The same start_claude shell function works — it sees the model in ollama list, sets the environment variables, and launches. The only difference is that inference happens on Ollama's servers instead of my laptop's GPU.

Why This Matters

This gives me a three-tier setup:

Local small models (qwen3-coder:latest, llama3.1:8b) — fast, free, fully offline
Ollama Cloud (qwen3-coder:480b-cloud) — more capable, still uses the local Ollama interface, good for harder tasks
Anthropic API (Claude Opus/Sonnet) — the full-powered option for complex architectural work

The key advantage is that tiers 1 and 2 use the exact same tooling and shell functions. There's no context switch between "local mode" and "cloud mode" — just a different model name. And because Ollama Cloud uses SSH key authentication rather than API tokens, there's no key management overhead either.

Practical Tips and Lessons Learned

1. Always Warm Up the Model

The first inference call loads the model into GPU/CPU memory. This can take 10-30 seconds for larger models. The warm-up step in the shell functions handles this so Claude Code doesn't time out on its first tool call.

2. Limit Tool Iterations

Local models can sometimes enter loops — generating a tool call, misinterpreting the result, and retrying endlessly. Setting CLAUDE_CODE_MAX_TOOL_ITERATIONS=3 and CLAUDE_CODE_RETRY_TOOLS=false keeps things under control.

3. Tune Context Length Carefully

More context means more memory consumption. I found 32k tokens to be a good balance for most coding tasks. Going beyond that on consumer hardware leads to slowdowns or OOM crashes.

4. Local Models Struggle with Complex Multi-Step Reasoning

Where Claude Opus might plan a 10-step refactor and execute it flawlessly, a local 30B model might lose track after 3-4 steps. Use local models for focused, well-scoped tasks. Save the hosted API for the complex architectural work.

5. Model Validation Matters

The start_claude function checks that the requested model actually exists in Ollama before proceeding. This prevents confusing errors when you mistype a model name.
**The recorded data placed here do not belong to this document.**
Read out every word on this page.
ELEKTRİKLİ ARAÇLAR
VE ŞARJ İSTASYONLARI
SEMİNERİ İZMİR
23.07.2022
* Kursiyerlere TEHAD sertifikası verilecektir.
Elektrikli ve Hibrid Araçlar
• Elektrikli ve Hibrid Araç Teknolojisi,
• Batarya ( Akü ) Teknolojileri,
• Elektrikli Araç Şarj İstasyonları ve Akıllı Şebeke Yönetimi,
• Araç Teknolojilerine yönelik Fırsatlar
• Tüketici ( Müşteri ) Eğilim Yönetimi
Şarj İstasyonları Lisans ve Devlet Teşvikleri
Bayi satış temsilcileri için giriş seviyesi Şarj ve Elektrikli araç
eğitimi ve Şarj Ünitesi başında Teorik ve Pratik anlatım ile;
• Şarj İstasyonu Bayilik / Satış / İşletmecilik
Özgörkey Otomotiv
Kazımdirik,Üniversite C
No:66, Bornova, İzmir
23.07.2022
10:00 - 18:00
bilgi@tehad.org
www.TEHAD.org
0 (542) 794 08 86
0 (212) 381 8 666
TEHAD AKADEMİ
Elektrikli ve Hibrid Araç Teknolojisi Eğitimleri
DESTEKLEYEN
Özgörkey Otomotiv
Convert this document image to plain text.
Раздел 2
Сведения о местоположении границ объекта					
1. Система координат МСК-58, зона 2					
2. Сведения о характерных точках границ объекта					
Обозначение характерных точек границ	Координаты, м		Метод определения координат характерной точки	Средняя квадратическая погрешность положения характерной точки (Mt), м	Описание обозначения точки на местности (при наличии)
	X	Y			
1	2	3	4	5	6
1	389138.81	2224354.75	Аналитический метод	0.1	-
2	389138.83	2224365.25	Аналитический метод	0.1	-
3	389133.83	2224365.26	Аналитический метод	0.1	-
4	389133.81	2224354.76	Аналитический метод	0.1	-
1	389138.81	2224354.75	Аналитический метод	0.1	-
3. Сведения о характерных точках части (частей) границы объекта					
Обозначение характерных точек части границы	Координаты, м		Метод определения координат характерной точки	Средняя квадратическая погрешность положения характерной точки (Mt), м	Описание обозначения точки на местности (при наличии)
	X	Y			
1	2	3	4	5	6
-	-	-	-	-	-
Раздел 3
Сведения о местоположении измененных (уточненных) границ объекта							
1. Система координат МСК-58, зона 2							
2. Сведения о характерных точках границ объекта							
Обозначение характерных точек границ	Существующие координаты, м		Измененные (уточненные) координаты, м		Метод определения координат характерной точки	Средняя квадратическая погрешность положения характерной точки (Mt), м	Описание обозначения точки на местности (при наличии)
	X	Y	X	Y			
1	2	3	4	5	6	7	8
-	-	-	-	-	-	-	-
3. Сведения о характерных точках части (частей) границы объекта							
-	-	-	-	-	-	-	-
When to Use Local vs. Hosted

Use Case	Local LLM	Hosted Claude
Quick code edits	Great	Overkill
Scaffolding boilerplate	Great	Overkill
Complex multi-file refactors	Struggles	Excellent
Writing tests	Good	Great
Codebase exploration	Good	Great
Offline / air-gapped work	Only option	Not available
Cost-sensitive iteration	Free	Metered

Conclusion

Running local LLMs with Claude Code gives you a powerful, private, and cost-free development assistant. The setup is surprisingly simple — just redirect the API endpoint and tune a few parameters. While local models won't replace hosted Claude for the hardest tasks, they handle a huge portion of day-to-day coding work remarkably well.

The combination of Ollama's simplicity, the Qwen3 Coder model family's coding capability, and Claude Code's agentic framework creates a local AI coding setup that would have been unimaginable just a couple of years ago. Give it a try — your GPU will thank you for the exercise.